Last week it seemed billionaires would be coming to the rescue. Jack Dorsey, who founded Twitter and Square, donated $1 billion — amounting to 28 percent of his wealth — to relief programs related to the novel coronavirus.
That is a good sign.
How about the richest man in the world, the King of Amazon, clocking in at $139 billion and growing?
Jeff Bezos donated $100 million to Feeding America, a nonprofit focused on supporting food banks. Nice, Jeff, that is seven one-hundredths of a percent of your wealth. The equivalent would be someone with a net worth of $1 million donating less than $2 a day for a year.
Of course, Jeff Bezos’s wealth has increased by $25 billion in the past four months. His former wife, MacKenzie Bezos, has enjoyed a $8.6 billion increase in her wealth.
How about the Ballmers? Steve was Bill Gates’s roommate at Harvard and, for a while, Microsoft’s caretaker CEO. Steve’s family got some good headlines, donating $10 million to the UW for COVID-19 testing. With a net worth of $54 billion, that is less than two one-hundredths of their wealth. The equivalent for someone with $1 million would be $185 in a year, or 51 cents a day.
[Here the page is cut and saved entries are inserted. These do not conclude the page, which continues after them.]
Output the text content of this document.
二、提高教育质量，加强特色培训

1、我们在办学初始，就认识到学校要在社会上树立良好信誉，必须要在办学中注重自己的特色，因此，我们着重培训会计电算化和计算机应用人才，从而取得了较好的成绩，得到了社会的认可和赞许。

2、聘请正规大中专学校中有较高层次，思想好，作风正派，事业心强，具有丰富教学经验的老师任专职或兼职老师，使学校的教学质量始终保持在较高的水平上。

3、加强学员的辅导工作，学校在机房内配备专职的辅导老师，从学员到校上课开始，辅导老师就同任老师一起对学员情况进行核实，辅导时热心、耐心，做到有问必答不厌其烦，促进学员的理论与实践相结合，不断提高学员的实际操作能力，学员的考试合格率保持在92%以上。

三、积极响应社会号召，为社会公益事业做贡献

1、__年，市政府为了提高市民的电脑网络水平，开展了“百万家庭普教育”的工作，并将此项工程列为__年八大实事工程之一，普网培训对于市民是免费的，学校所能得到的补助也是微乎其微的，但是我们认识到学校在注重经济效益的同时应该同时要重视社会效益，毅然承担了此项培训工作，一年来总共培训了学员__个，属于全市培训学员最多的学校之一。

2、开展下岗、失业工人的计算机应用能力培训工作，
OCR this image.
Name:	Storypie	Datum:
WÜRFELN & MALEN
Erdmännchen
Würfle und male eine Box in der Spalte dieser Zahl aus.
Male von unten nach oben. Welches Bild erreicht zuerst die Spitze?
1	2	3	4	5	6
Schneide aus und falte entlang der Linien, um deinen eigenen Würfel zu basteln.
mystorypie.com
The Ballmers’ wealth has increased by $2.2 billion since the new year … just saying.
Unemployment is more than 20 percent in our state. Workers are unable to pay their rents and have lost their employer-sponsored health care. Their kids are out of school and missing breakfast and lunch. Our state will lose $5 billion in the next few months for public services, including health coverage, higher education and early learning.
And yet, islands of incredible wealth and privilege are abundant in Washington. Washington is home to three of the wealthiest 10 people in the world. We have 15 billionaires. More than 12,000 people have incomes over $1 million.
The popular phrase is that we are all in this together.
But we aren’t, are we?
The wealthiest among us remain insulated from the pandemic crisis and the economic crisis.
And it seems that they really don’t care.
We should not be surprised.
The wealthy do not contribute, and have never contributed, proportionately and in an equitable manner, to the public services of our state. Households with more than half a million dollars in income pay less than 3 percent of their income in state and local taxes.
The uber-wealthy most likely pay less than 1 percent. Middle-class families pay 10 percent and poor families pay 17 percent.
In ordinary times, the billionaires did not want us to be all together. Ballmer publicly opposed Seattle’s income tax on the affluent over the past few years. Words and money are just pocket change for them, but they worked.
In our “progressive” state, there is no income tax on the wealthy.
Now, in bad times, the uber-wealthy again want to make sure that they rise above the citizens of our state, casting out crumbs of beneficence when we need bakeries full of bread.
John Burbank is the executive director of the Economic Opportunity Institute.